17th-century Scottish noble

John Sinclair, Lord Herdmanston, (14 February 1632 – 13 July 1666) was a Scottish noble of the 17th century.

==Early life==
John was baptized 14 February 1632. He was the eldest son of John Sinclair, 22nd Lord Herdmanston, and Elizabeth Sinclair. Among his brothers were William St Clair of Carfrae, Robert St Clair (Governor of Tilbury), George St Clair (a merchant, Baillie and Magistrate of Edinburgh), and Dr. Matthew St Clair.

His maternal grandfather was John Sinclair of Stevenson. His paternal grandparents were Sir John Sinclair, 21st Lord Herdmanston, and Mary Richardson (a daughter of Sir James Richardson of Smeaton). Through his brother Matthew, he was uncle to Charles St Clair of Herdmanston, later de jure Lord Sinclair (grandfather to Charles St Clair, 13th Lord Sinclair), and Dr. Andrew St Clair, physician to King George II.

==Career==
St Clair was taken prisoner at the Battle of Worcester in 1651, and exempted from Cromwell's Act of Grace.

==Personal life==
John married his distant cousin, Catherine Sinclair, Mistress of Sinclair, only child and heiress of John Sinclair, 10th Lord Sinclair, and Lady Mary Wemyss (eldest daughter of John Wemyss, 1st Earl of Wemyss). Among their children were:

- Henry St Clair (1660–1723), Master of Herdmanston, who succeeded as the 11th Lord Sinclair.
- John Sinclair (1663–c. 1687)
- Mary Sinclair (1666–c. 1721), who married merchant George Wilson, son of Thomas Wilson, of Edinburgh.
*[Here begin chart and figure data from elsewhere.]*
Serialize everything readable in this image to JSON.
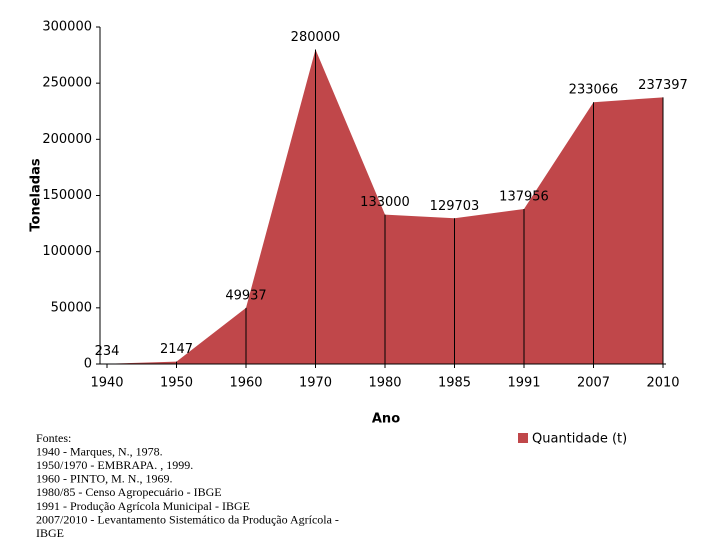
{
  "chart_data": {
    "type": "area",
    "y_label": "Toneladas",
    "x_label": "Ano",
    "categories": [
      "1940",
      "1950",
      "1960",
      "1970",
      "1980",
      "1985",
      "1991",
      "2007",
      "2010"
    ],
    "series": [
      {
        "name": "Quantidade (t)",
        "color": "#c0474a",
        "values": [
          234,
          2147,
          49937,
          280000,
          133000,
          129703,
          137956,
          233066,
          237397
        ]
      }
    ],
    "ylim": [
      0,
      300000
    ],
    "yticks": [
      0,
      50000,
      100000,
      150000,
      200000,
      250000,
      300000
    ],
    "legend": "bottom-right",
    "notes": [
      "Fontes:",
      "1940 - Marques, N., 1978.",
      "1950/1970 - EMBRAPA. ,  1999.",
      "1960 - PINTO, M. N., 1969.",
      "1980/85 - Censo Agropecuário - IBGE",
      "1991 - Produção Agrícola Municipal - IBGE",
      "2007/2010 - Levantamento Sistemático da Produção Agrícola -",
      "IBGE"
    ]
  }
}
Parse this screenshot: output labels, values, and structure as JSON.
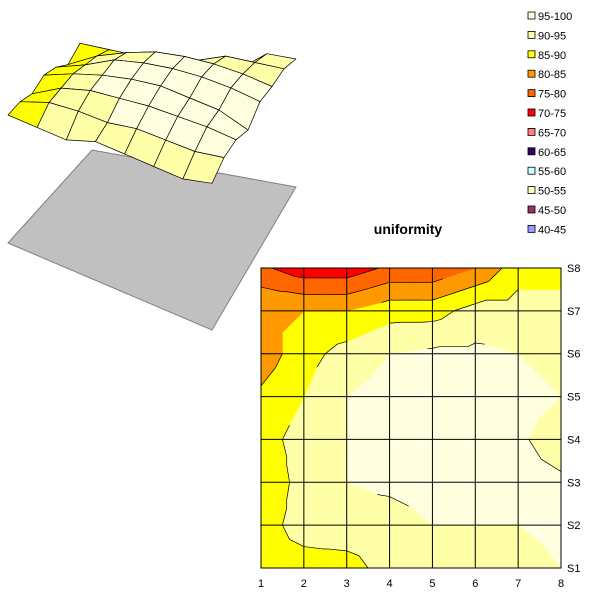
{
  "chart_data": [
    {
      "type": "surface",
      "view": "3d",
      "title": "",
      "x": [
        1,
        2,
        3,
        4,
        5,
        6,
        7,
        8
      ],
      "series_labels": [
        "S1",
        "S2",
        "S3",
        "S4",
        "S5",
        "S6",
        "S7",
        "S8"
      ],
      "zlim": [
        40,
        100
      ],
      "z": [
        [
          88,
          88,
          88,
          92,
          92,
          92,
          92,
          95
        ],
        [
          88,
          92,
          93,
          93,
          95,
          95,
          95,
          97
        ],
        [
          86,
          92,
          95,
          96,
          97,
          97,
          97,
          96
        ],
        [
          88,
          92,
          95,
          97,
          98,
          97,
          96,
          92
        ],
        [
          86,
          90,
          95,
          97,
          98,
          98,
          97,
          95
        ],
        [
          82,
          88,
          92,
          95,
          96,
          96,
          95,
          93
        ],
        [
          85,
          85,
          85,
          88,
          88,
          92,
          92,
          92
        ],
        [
          76,
          72,
          72,
          76,
          76,
          80,
          88,
          88
        ]
      ]
    },
    {
      "type": "contour",
      "title": "uniformity",
      "x": [
        1,
        2,
        3,
        4,
        5,
        6,
        7,
        8
      ],
      "x_tick_labels": [
        "1",
        "2",
        "3",
        "4",
        "5",
        "6",
        "7",
        "8"
      ],
      "series_labels": [
        "S1",
        "S2",
        "S3",
        "S4",
        "S5",
        "S6",
        "S7",
        "S8"
      ],
      "z": [
        [
          88,
          88,
          88,
          92,
          92,
          92,
          92,
          95
        ],
        [
          88,
          92,
          93,
          93,
          95,
          95,
          95,
          97
        ],
        [
          86,
          92,
          95,
          96,
          97,
          97,
          97,
          96
        ],
        [
          88,
          92,
          95,
          97,
          98,
          97,
          96,
          92
        ],
        [
          86,
          90,
          95,
          97,
          98,
          98,
          97,
          95
        ],
        [
          82,
          88,
          92,
          95,
          96,
          96,
          95,
          93
        ],
        [
          85,
          85,
          85,
          88,
          88,
          92,
          92,
          92
        ],
        [
          76,
          72,
          72,
          76,
          76,
          80,
          88,
          88
        ]
      ]
    }
  ],
  "legend": {
    "position": "top-right",
    "items": [
      {
        "label": "95-100",
        "min": 95,
        "max": 100,
        "color": "#ffffe0"
      },
      {
        "label": "90-95",
        "min": 90,
        "max": 95,
        "color": "#ffffa8"
      },
      {
        "label": "85-90",
        "min": 85,
        "max": 90,
        "color": "#ffff00"
      },
      {
        "label": "80-85",
        "min": 80,
        "max": 85,
        "color": "#ff9900"
      },
      {
        "label": "75-80",
        "min": 75,
        "max": 80,
        "color": "#ff6600"
      },
      {
        "label": "70-75",
        "min": 70,
        "max": 75,
        "color": "#ff0000"
      },
      {
        "label": "65-70",
        "min": 65,
        "max": 70,
        "color": "#ff8080"
      },
      {
        "label": "60-65",
        "min": 60,
        "max": 65,
        "color": "#330066"
      },
      {
        "label": "55-60",
        "min": 55,
        "max": 60,
        "color": "#ccffff"
      },
      {
        "label": "50-55",
        "min": 50,
        "max": 55,
        "color": "#ffffcc"
      },
      {
        "label": "45-50",
        "min": 45,
        "max": 50,
        "color": "#993366"
      },
      {
        "label": "40-45",
        "min": 40,
        "max": 45,
        "color": "#9999ff"
      }
    ]
  }
}
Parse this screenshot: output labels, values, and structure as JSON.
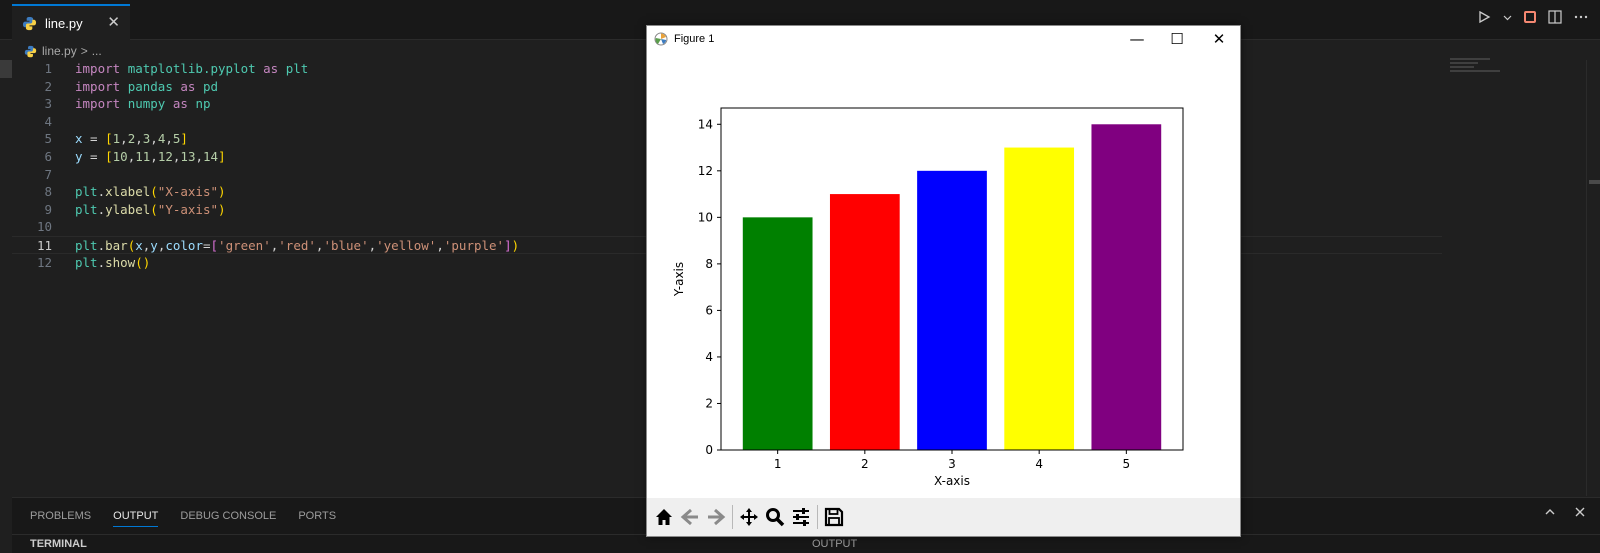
{
  "editor": {
    "tab": {
      "label": "line.py",
      "close": "✕"
    },
    "breadcrumb": {
      "file": "line.py",
      "sep": ">",
      "more": "..."
    },
    "lines": [
      {
        "n": "1",
        "tokens": [
          [
            "kw",
            "import"
          ],
          [
            "op",
            " "
          ],
          [
            "mod",
            "matplotlib.pyplot"
          ],
          [
            "op",
            " "
          ],
          [
            "kw",
            "as"
          ],
          [
            "op",
            " "
          ],
          [
            "mod",
            "plt"
          ]
        ]
      },
      {
        "n": "2",
        "tokens": [
          [
            "kw",
            "import"
          ],
          [
            "op",
            " "
          ],
          [
            "mod",
            "pandas"
          ],
          [
            "op",
            " "
          ],
          [
            "kw",
            "as"
          ],
          [
            "op",
            " "
          ],
          [
            "mod",
            "pd"
          ]
        ]
      },
      {
        "n": "3",
        "tokens": [
          [
            "kw",
            "import"
          ],
          [
            "op",
            " "
          ],
          [
            "mod",
            "numpy"
          ],
          [
            "op",
            " "
          ],
          [
            "kw",
            "as"
          ],
          [
            "op",
            " "
          ],
          [
            "mod",
            "np"
          ]
        ]
      },
      {
        "n": "4",
        "tokens": []
      },
      {
        "n": "5",
        "tokens": [
          [
            "var",
            "x"
          ],
          [
            "op",
            " = "
          ],
          [
            "br1",
            "["
          ],
          [
            "num",
            "1"
          ],
          [
            "op",
            ","
          ],
          [
            "num",
            "2"
          ],
          [
            "op",
            ","
          ],
          [
            "num",
            "3"
          ],
          [
            "op",
            ","
          ],
          [
            "num",
            "4"
          ],
          [
            "op",
            ","
          ],
          [
            "num",
            "5"
          ],
          [
            "br1",
            "]"
          ]
        ]
      },
      {
        "n": "6",
        "tokens": [
          [
            "var",
            "y"
          ],
          [
            "op",
            " = "
          ],
          [
            "br1",
            "["
          ],
          [
            "num",
            "10"
          ],
          [
            "op",
            ","
          ],
          [
            "num",
            "11"
          ],
          [
            "op",
            ","
          ],
          [
            "num",
            "12"
          ],
          [
            "op",
            ","
          ],
          [
            "num",
            "13"
          ],
          [
            "op",
            ","
          ],
          [
            "num",
            "14"
          ],
          [
            "br1",
            "]"
          ]
        ]
      },
      {
        "n": "7",
        "tokens": []
      },
      {
        "n": "8",
        "tokens": [
          [
            "mod",
            "plt"
          ],
          [
            "op",
            "."
          ],
          [
            "fn",
            "xlabel"
          ],
          [
            "br1",
            "("
          ],
          [
            "str",
            "\"X-axis\""
          ],
          [
            "br1",
            ")"
          ]
        ]
      },
      {
        "n": "9",
        "tokens": [
          [
            "mod",
            "plt"
          ],
          [
            "op",
            "."
          ],
          [
            "fn",
            "ylabel"
          ],
          [
            "br1",
            "("
          ],
          [
            "str",
            "\"Y-axis\""
          ],
          [
            "br1",
            ")"
          ]
        ]
      },
      {
        "n": "10",
        "tokens": []
      },
      {
        "n": "11",
        "current": true,
        "tokens": [
          [
            "mod",
            "plt"
          ],
          [
            "op",
            "."
          ],
          [
            "fn",
            "bar"
          ],
          [
            "br1",
            "("
          ],
          [
            "var",
            "x"
          ],
          [
            "op",
            ","
          ],
          [
            "var",
            "y"
          ],
          [
            "op",
            ","
          ],
          [
            "var",
            "color"
          ],
          [
            "op",
            "="
          ],
          [
            "br2",
            "["
          ],
          [
            "str",
            "'green'"
          ],
          [
            "op",
            ","
          ],
          [
            "str",
            "'red'"
          ],
          [
            "op",
            ","
          ],
          [
            "str",
            "'blue'"
          ],
          [
            "op",
            ","
          ],
          [
            "str",
            "'yellow'"
          ],
          [
            "op",
            ","
          ],
          [
            "str",
            "'purple'"
          ],
          [
            "br2",
            "]"
          ],
          [
            "br1",
            ")"
          ]
        ]
      },
      {
        "n": "12",
        "tokens": [
          [
            "mod",
            "plt"
          ],
          [
            "op",
            "."
          ],
          [
            "fn",
            "show"
          ],
          [
            "br1",
            "()"
          ]
        ]
      }
    ]
  },
  "panel": {
    "tabs": [
      "PROBLEMS",
      "OUTPUT",
      "DEBUG CONSOLE",
      "PORTS"
    ],
    "active_tab": "OUTPUT",
    "terminal_label": "TERMINAL",
    "output_label": "OUTPUT"
  },
  "figure": {
    "title": "Figure 1",
    "minimize": "—",
    "maximize": "☐",
    "close": "✕"
  },
  "chart_data": {
    "type": "bar",
    "categories": [
      "1",
      "2",
      "3",
      "4",
      "5"
    ],
    "values": [
      10,
      11,
      12,
      13,
      14
    ],
    "colors": [
      "#008000",
      "#ff0000",
      "#0000ff",
      "#ffff00",
      "#800080"
    ],
    "xlabel": "X-axis",
    "ylabel": "Y-axis",
    "ylim": [
      0,
      14.7
    ],
    "yticks": [
      0,
      2,
      4,
      6,
      8,
      10,
      12,
      14
    ],
    "grid": false
  },
  "colors": {
    "accent": "#0078d4",
    "editor_bg": "#1f1f1f"
  }
}
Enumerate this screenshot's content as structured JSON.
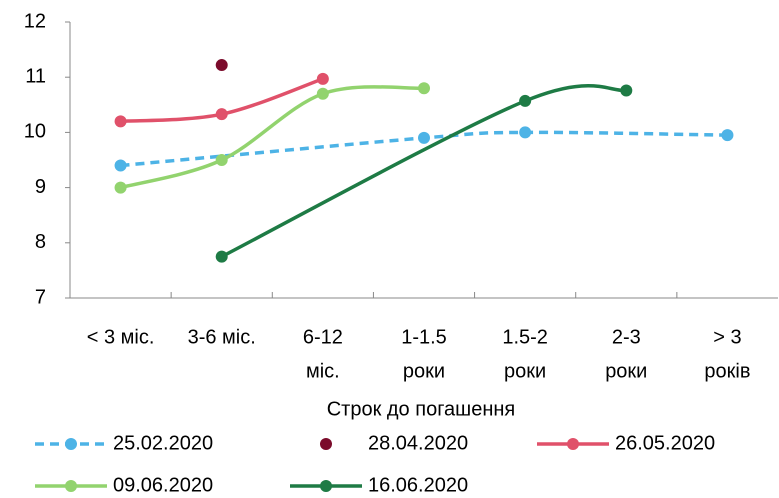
{
  "chart_data": {
    "type": "line",
    "x_label": "Строк до погашення",
    "categories": [
      [
        "< 3 міс."
      ],
      [
        "3-6 міс."
      ],
      [
        "6-12",
        "міс."
      ],
      [
        "1-1.5",
        "роки"
      ],
      [
        "1.5-2",
        "роки"
      ],
      [
        "2-3",
        "роки"
      ],
      [
        "> 3",
        "років"
      ]
    ],
    "ylim": [
      7,
      12
    ],
    "yticks": [
      7,
      8,
      9,
      10,
      11,
      12
    ],
    "grid": false,
    "smooth": true,
    "connect_gaps": true,
    "legend": "bottom",
    "series": [
      {
        "name": "25.02.2020",
        "color": "#4db3e6",
        "dash": true,
        "values": [
          9.4,
          null,
          null,
          9.9,
          10.0,
          null,
          9.95
        ]
      },
      {
        "name": "28.04.2020",
        "color": "#7b0b2b",
        "marker_only": true,
        "values": [
          null,
          11.22,
          null,
          null,
          null,
          null,
          null
        ]
      },
      {
        "name": "26.05.2020",
        "color": "#e0516a",
        "values": [
          10.2,
          10.33,
          10.97,
          null,
          null,
          null,
          null
        ]
      },
      {
        "name": "09.06.2020",
        "color": "#92d36e",
        "values": [
          9.0,
          9.5,
          10.7,
          10.8,
          null,
          null,
          null
        ]
      },
      {
        "name": "16.06.2020",
        "color": "#1e7b45",
        "values": [
          null,
          7.75,
          null,
          null,
          10.57,
          10.76,
          null
        ]
      }
    ]
  }
}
St Clair died on 13 July 1666 and was buried at Greyfriars Kirkyard.

===Descendants===
Through his son Henry, he was a grandfather of John St Clair, Master of Sinclair (1683–1750), who was attainted in 1715 and never allowed to assume title, and James St Clair (d. 1762), who never assumed the title.